Sénancour OBERMAN

lu en mars 1979

Cette correspondance d’Oberman avec un ami dont on ne sait rien constitue le journal intime de Sénancour dans les toutes premières années du 19ème. Elle évoque le matériel, physique et géographique et l’intellectuel, métaphysique et morale. Elle s’étale sur 10 ans, il a entre 20 et 30 ans. Pour échapper à son mal de vivre il s’installe en Suisse. Ruiné il revient à Paris puis à Lyon. A nouveau riche, suite à un héritage, il repart en Suisse où il vit dans une maison conçue par lui avec un ami, Fonsalbe, frère d’une femme qu’il a aimée et qui réapparaitra à la fin du volume. Il s’agit surtout de réflexions sur la vie, l’amour, les hommes, le mariage, la religion (il est anti-religieux). Tout au long il se plaint de sa vie pesante, tragiquement ennuyeuse. Il songe au suicide. Contrairement au Chateaubriand de René il n’erre pas désespéré. Il cherche, il réfléchit et ne se contente pas de lamentations. Derrière le désespoir on sent une grande force de caractère. Enfin il décide d’écrire un grand livre de morale. Peut-être est-il alors moins malheureux qu’il n’a été.

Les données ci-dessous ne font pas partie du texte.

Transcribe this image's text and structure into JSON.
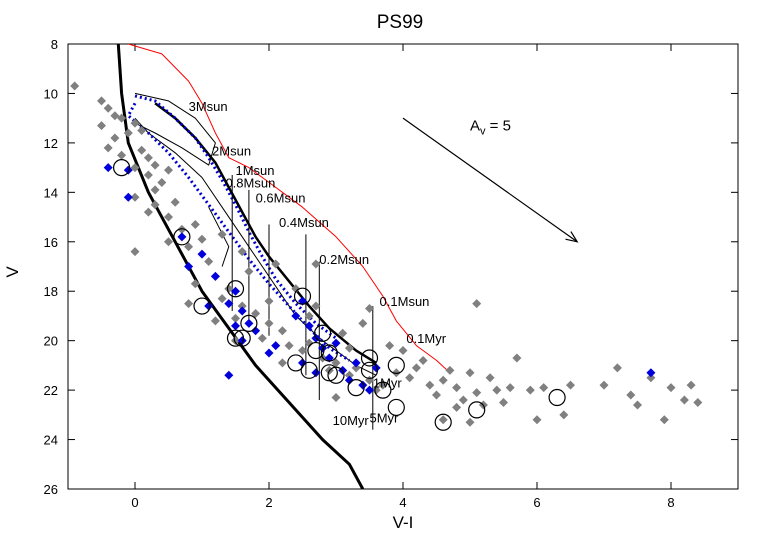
{
  "chart_data": {
    "type": "scatter",
    "title": "PS99",
    "xlabel": "V-I",
    "ylabel": "V",
    "xlim": [
      -1,
      9
    ],
    "ylim": [
      26,
      8
    ],
    "y_inverted": true,
    "grid": false,
    "xticks": [
      0,
      2,
      4,
      6,
      8
    ],
    "yticks": [
      8,
      10,
      12,
      14,
      16,
      18,
      20,
      22,
      24,
      26
    ],
    "colors": {
      "field": "#808080",
      "members": "#0000dd",
      "zams": "#000000",
      "envelope": "#ff0000",
      "isochrone_1myr": "#0000cc",
      "tracks": "#000000"
    },
    "series": [
      {
        "name": "",
        "marker": "diamond",
        "color": "#808080",
        "points": [
          [
            -0.9,
            9.7
          ],
          [
            -0.5,
            10.3
          ],
          [
            -0.4,
            10.6
          ],
          [
            -0.3,
            10.9
          ],
          [
            -0.5,
            11.3
          ],
          [
            -0.2,
            11.0
          ],
          [
            -0.3,
            11.8
          ],
          [
            -0.1,
            11.6
          ],
          [
            0.0,
            11.2
          ],
          [
            0.1,
            11.5
          ],
          [
            -0.4,
            12.2
          ],
          [
            -0.2,
            12.5
          ],
          [
            0.1,
            12.3
          ],
          [
            0.2,
            12.6
          ],
          [
            0.3,
            12.9
          ],
          [
            0.0,
            13.0
          ],
          [
            0.2,
            13.3
          ],
          [
            0.4,
            13.6
          ],
          [
            0.5,
            13.1
          ],
          [
            0.3,
            13.9
          ],
          [
            0.0,
            14.2
          ],
          [
            0.3,
            14.5
          ],
          [
            0.6,
            14.4
          ],
          [
            0.2,
            14.8
          ],
          [
            0.5,
            15.0
          ],
          [
            0.7,
            15.5
          ],
          [
            0.9,
            15.3
          ],
          [
            1.0,
            15.9
          ],
          [
            0.8,
            16.2
          ],
          [
            0.5,
            16.0
          ],
          [
            0.0,
            16.4
          ],
          [
            1.1,
            16.8
          ],
          [
            1.2,
            17.4
          ],
          [
            0.9,
            17.7
          ],
          [
            1.4,
            17.9
          ],
          [
            1.3,
            18.3
          ],
          [
            1.6,
            18.6
          ],
          [
            1.8,
            18.9
          ],
          [
            1.5,
            19.1
          ],
          [
            2.0,
            19.3
          ],
          [
            2.2,
            19.6
          ],
          [
            1.9,
            19.9
          ],
          [
            2.3,
            20.2
          ],
          [
            2.5,
            20.4
          ],
          [
            2.6,
            20.1
          ],
          [
            2.8,
            20.7
          ],
          [
            3.0,
            20.9
          ],
          [
            2.9,
            21.2
          ],
          [
            3.2,
            21.4
          ],
          [
            3.3,
            21.1
          ],
          [
            3.5,
            21.6
          ],
          [
            3.7,
            21.8
          ],
          [
            3.6,
            22.0
          ],
          [
            3.9,
            21.3
          ],
          [
            4.1,
            21.5
          ],
          [
            4.2,
            21.1
          ],
          [
            4.4,
            21.8
          ],
          [
            4.5,
            22.2
          ],
          [
            4.6,
            21.6
          ],
          [
            4.8,
            21.9
          ],
          [
            4.9,
            22.4
          ],
          [
            5.0,
            21.3
          ],
          [
            5.1,
            22.1
          ],
          [
            5.2,
            22.6
          ],
          [
            5.3,
            21.5
          ],
          [
            5.4,
            22.0
          ],
          [
            5.5,
            22.5
          ],
          [
            5.6,
            21.9
          ],
          [
            5.7,
            20.7
          ],
          [
            5.1,
            18.5
          ],
          [
            5.9,
            22.0
          ],
          [
            6.0,
            23.2
          ],
          [
            6.1,
            21.9
          ],
          [
            6.4,
            23.0
          ],
          [
            6.5,
            21.8
          ],
          [
            7.0,
            21.8
          ],
          [
            7.2,
            21.1
          ],
          [
            7.4,
            22.2
          ],
          [
            7.5,
            22.6
          ],
          [
            7.7,
            21.5
          ],
          [
            8.0,
            21.9
          ],
          [
            8.2,
            22.4
          ],
          [
            8.3,
            21.8
          ],
          [
            8.4,
            22.5
          ],
          [
            7.9,
            23.2
          ],
          [
            3.8,
            20.2
          ],
          [
            3.4,
            19.3
          ],
          [
            2.7,
            18.6
          ],
          [
            2.4,
            17.9
          ],
          [
            2.1,
            16.9
          ],
          [
            1.7,
            17.2
          ],
          [
            1.6,
            16.4
          ],
          [
            1.3,
            15.7
          ],
          [
            2.0,
            18.4
          ],
          [
            2.6,
            19.0
          ],
          [
            3.1,
            19.7
          ],
          [
            4.0,
            20.4
          ],
          [
            4.3,
            20.8
          ],
          [
            4.7,
            21.2
          ],
          [
            4.6,
            23.2
          ],
          [
            3.0,
            22.3
          ],
          [
            2.2,
            20.9
          ],
          [
            1.5,
            20.0
          ],
          [
            1.2,
            19.2
          ],
          [
            0.8,
            18.5
          ],
          [
            2.7,
            16.9
          ],
          [
            3.5,
            18.7
          ],
          [
            3.2,
            20.3
          ],
          [
            4.8,
            22.7
          ],
          [
            5.0,
            23.3
          ]
        ]
      },
      {
        "name": "",
        "marker": "diamond",
        "color": "#0000dd",
        "points": [
          [
            -0.4,
            13.0
          ],
          [
            -0.1,
            13.1
          ],
          [
            -0.1,
            14.2
          ],
          [
            0.7,
            15.8
          ],
          [
            1.0,
            16.5
          ],
          [
            0.8,
            17.0
          ],
          [
            1.2,
            17.4
          ],
          [
            1.5,
            18.0
          ],
          [
            1.1,
            18.6
          ],
          [
            1.4,
            18.5
          ],
          [
            1.6,
            18.8
          ],
          [
            1.5,
            19.4
          ],
          [
            1.7,
            19.3
          ],
          [
            1.8,
            19.6
          ],
          [
            1.6,
            20.0
          ],
          [
            2.0,
            20.5
          ],
          [
            2.1,
            20.2
          ],
          [
            1.4,
            21.4
          ],
          [
            2.4,
            19.0
          ],
          [
            2.5,
            18.4
          ],
          [
            2.6,
            19.4
          ],
          [
            2.7,
            19.9
          ],
          [
            2.8,
            20.3
          ],
          [
            2.9,
            20.7
          ],
          [
            3.0,
            20.1
          ],
          [
            3.1,
            21.2
          ],
          [
            3.2,
            21.6
          ],
          [
            3.3,
            20.9
          ],
          [
            3.4,
            21.8
          ],
          [
            3.5,
            22.0
          ],
          [
            2.5,
            20.9
          ],
          [
            2.7,
            21.3
          ],
          [
            3.6,
            21.1
          ],
          [
            7.7,
            21.3
          ]
        ]
      },
      {
        "name": "",
        "marker": "circle",
        "color": "#000000",
        "points": [
          [
            -0.2,
            13.0
          ],
          [
            0.7,
            15.8
          ],
          [
            1.0,
            18.6
          ],
          [
            1.5,
            17.9
          ],
          [
            1.5,
            19.9
          ],
          [
            1.7,
            19.3
          ],
          [
            1.6,
            19.9
          ],
          [
            2.5,
            18.2
          ],
          [
            2.4,
            20.9
          ],
          [
            2.6,
            21.2
          ],
          [
            2.7,
            20.4
          ],
          [
            2.8,
            19.7
          ],
          [
            2.9,
            20.5
          ],
          [
            2.9,
            21.3
          ],
          [
            3.0,
            21.4
          ],
          [
            3.3,
            21.9
          ],
          [
            3.5,
            20.7
          ],
          [
            3.5,
            21.2
          ],
          [
            3.7,
            22.0
          ],
          [
            3.9,
            21.0
          ],
          [
            3.9,
            22.7
          ],
          [
            4.6,
            23.3
          ],
          [
            5.1,
            22.8
          ],
          [
            6.3,
            22.3
          ]
        ]
      }
    ],
    "lines": [
      {
        "name": "",
        "color": "#000000",
        "width": 3,
        "points": [
          [
            -0.25,
            8
          ],
          [
            -0.2,
            10
          ],
          [
            -0.1,
            12
          ],
          [
            0.2,
            14
          ],
          [
            0.6,
            16
          ],
          [
            1.0,
            18
          ],
          [
            1.4,
            19.5
          ],
          [
            1.8,
            21
          ],
          [
            2.3,
            22.5
          ],
          [
            2.8,
            24
          ],
          [
            3.2,
            25
          ],
          [
            3.4,
            26
          ]
        ]
      },
      {
        "name": "",
        "color": "#000000",
        "width": 1,
        "points": [
          [
            0.0,
            11.0
          ],
          [
            0.2,
            11.6
          ],
          [
            0.6,
            12.4
          ],
          [
            1.0,
            13.4
          ],
          [
            1.3,
            14.6
          ],
          [
            1.6,
            15.8
          ],
          [
            1.9,
            17.0
          ],
          [
            2.2,
            18.2
          ],
          [
            2.4,
            19.0
          ],
          [
            2.8,
            20.0
          ],
          [
            3.3,
            21.0
          ],
          [
            3.6,
            21.4
          ]
        ]
      },
      {
        "name": "",
        "color": "#000000",
        "width": 2.5,
        "points": [
          [
            0.3,
            10.4
          ],
          [
            0.6,
            11.0
          ],
          [
            0.9,
            11.8
          ],
          [
            1.2,
            12.8
          ],
          [
            1.4,
            13.8
          ],
          [
            1.6,
            14.8
          ],
          [
            1.8,
            15.8
          ],
          [
            2.0,
            16.6
          ],
          [
            2.3,
            17.6
          ],
          [
            2.6,
            18.6
          ],
          [
            2.9,
            19.5
          ],
          [
            3.3,
            20.4
          ],
          [
            3.6,
            20.9
          ]
        ]
      },
      {
        "name": "",
        "color": "#ff0000",
        "width": 1,
        "points": [
          [
            -0.1,
            8.0
          ],
          [
            0.4,
            8.4
          ],
          [
            0.8,
            9.5
          ],
          [
            1.0,
            10.4
          ],
          [
            1.2,
            11.6
          ],
          [
            1.4,
            12.6
          ],
          [
            1.7,
            13.0
          ],
          [
            2.0,
            13.6
          ],
          [
            2.5,
            14.6
          ],
          [
            3.0,
            15.8
          ],
          [
            3.4,
            17.0
          ],
          [
            3.7,
            18.2
          ],
          [
            3.9,
            19.2
          ],
          [
            4.2,
            20.2
          ],
          [
            4.5,
            20.8
          ],
          [
            4.7,
            21.3
          ]
        ]
      },
      {
        "name": "",
        "color": "#0000cc",
        "width": 3,
        "dash": true,
        "points": [
          [
            0.0,
            10.1
          ],
          [
            0.3,
            10.3
          ],
          [
            0.6,
            11.0
          ],
          [
            0.9,
            11.8
          ],
          [
            1.1,
            12.6
          ],
          [
            1.3,
            13.5
          ],
          [
            1.5,
            14.5
          ],
          [
            1.7,
            15.6
          ],
          [
            1.9,
            16.6
          ],
          [
            2.1,
            17.5
          ],
          [
            2.4,
            18.5
          ],
          [
            2.7,
            19.3
          ],
          [
            3.0,
            19.9
          ]
        ]
      },
      {
        "name": "",
        "color": "#0000cc",
        "width": 3,
        "dash": true,
        "points": [
          [
            0.0,
            10.4
          ],
          [
            -0.1,
            10.9
          ],
          [
            0.2,
            11.6
          ],
          [
            0.5,
            12.4
          ],
          [
            0.8,
            13.4
          ],
          [
            1.1,
            14.5
          ],
          [
            1.4,
            15.6
          ],
          [
            1.7,
            16.7
          ],
          [
            2.0,
            17.7
          ],
          [
            2.3,
            18.6
          ],
          [
            2.6,
            19.5
          ],
          [
            2.9,
            20.3
          ],
          [
            3.2,
            20.8
          ]
        ]
      },
      {
        "name": "",
        "color": "#000000",
        "width": 1,
        "points": [
          [
            0.0,
            10.0
          ],
          [
            0.5,
            10.3
          ],
          [
            0.9,
            11.0
          ],
          [
            1.2,
            12.0
          ],
          [
            1.1,
            12.9
          ],
          [
            0.7,
            12.2
          ],
          [
            0.3,
            11.6
          ],
          [
            0.0,
            11.2
          ]
        ]
      },
      {
        "name": "",
        "color": "#000000",
        "width": 1,
        "points": [
          [
            1.45,
            13.3
          ],
          [
            1.45,
            18.8
          ]
        ]
      },
      {
        "name": "",
        "color": "#000000",
        "width": 1,
        "points": [
          [
            1.7,
            13.9
          ],
          [
            1.7,
            19.4
          ]
        ]
      },
      {
        "name": "",
        "color": "#000000",
        "width": 1,
        "points": [
          [
            2.0,
            15.3
          ],
          [
            2.0,
            19.8
          ]
        ]
      },
      {
        "name": "",
        "color": "#000000",
        "width": 1,
        "points": [
          [
            2.55,
            15.7
          ],
          [
            2.55,
            21.4
          ]
        ]
      },
      {
        "name": "",
        "color": "#000000",
        "width": 1,
        "points": [
          [
            2.75,
            16.8
          ],
          [
            2.75,
            22.4
          ]
        ]
      },
      {
        "name": "",
        "color": "#000000",
        "width": 1,
        "points": [
          [
            3.55,
            18.6
          ],
          [
            3.55,
            23.6
          ]
        ]
      },
      {
        "name": "",
        "color": "#000000",
        "width": 1,
        "points": [
          [
            1.1,
            14.6
          ],
          [
            1.4,
            16.2
          ],
          [
            1.3,
            17.0
          ]
        ]
      }
    ],
    "annotations": [
      {
        "text": "3Msun",
        "x": 0.8,
        "y": 10.5
      },
      {
        "text": "2Msun",
        "x": 1.15,
        "y": 12.3
      },
      {
        "text": "1Msun",
        "x": 1.5,
        "y": 13.1
      },
      {
        "text": "0.8Msun",
        "x": 1.35,
        "y": 13.6
      },
      {
        "text": "0.6Msun",
        "x": 1.8,
        "y": 14.2
      },
      {
        "text": "0.4Msun",
        "x": 2.15,
        "y": 15.2
      },
      {
        "text": "0.2Msun",
        "x": 2.75,
        "y": 16.7
      },
      {
        "text": "0.1Msun",
        "x": 3.65,
        "y": 18.4
      },
      {
        "text": "0.1Myr",
        "x": 4.05,
        "y": 19.9
      },
      {
        "text": "1Myr",
        "x": 3.55,
        "y": 21.7
      },
      {
        "text": "5Myr",
        "x": 3.5,
        "y": 23.1
      },
      {
        "text": "10Myr",
        "x": 2.95,
        "y": 23.2
      }
    ],
    "extinction_vector": {
      "label_main": "A",
      "label_sub": "v",
      "label_rest": " = 5",
      "from": [
        4.0,
        11.0
      ],
      "to": [
        6.6,
        16.0
      ],
      "label_at": [
        5.0,
        11.5
      ]
    }
  }
}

Un des livres les plus pénibles qu’il m’ait été donné de lire. Long, abstrait, vide de mouvement. Bien peu pour me toucher. Des réflexions qui ne me concernent pas. J’affirme (en 1979) qu’il y va de l’amour-propre de se considérer comme heureux et puis l’écart est souvent infime entre l’ennui et un relatif bien-être. C’est à soi de se dire: je vais tacher d’éviter d’être malheureux en prenant les choses du bon côté car, de toute façon, la vie passe et ce qui est perdu l’est définitivement. Peut-être ce raisonnement n’est-il que celui d’un garçon qui a beaucoup de chance à tout point de vue. Quand on est heureux cela dépend-il de soi ou des circonstances? Voilà toute la question. La lecture d’Oberman m’ennuyait trop pour être profitable. L’esprit s’envole au loin et la pensée de l’auteur m’échappe.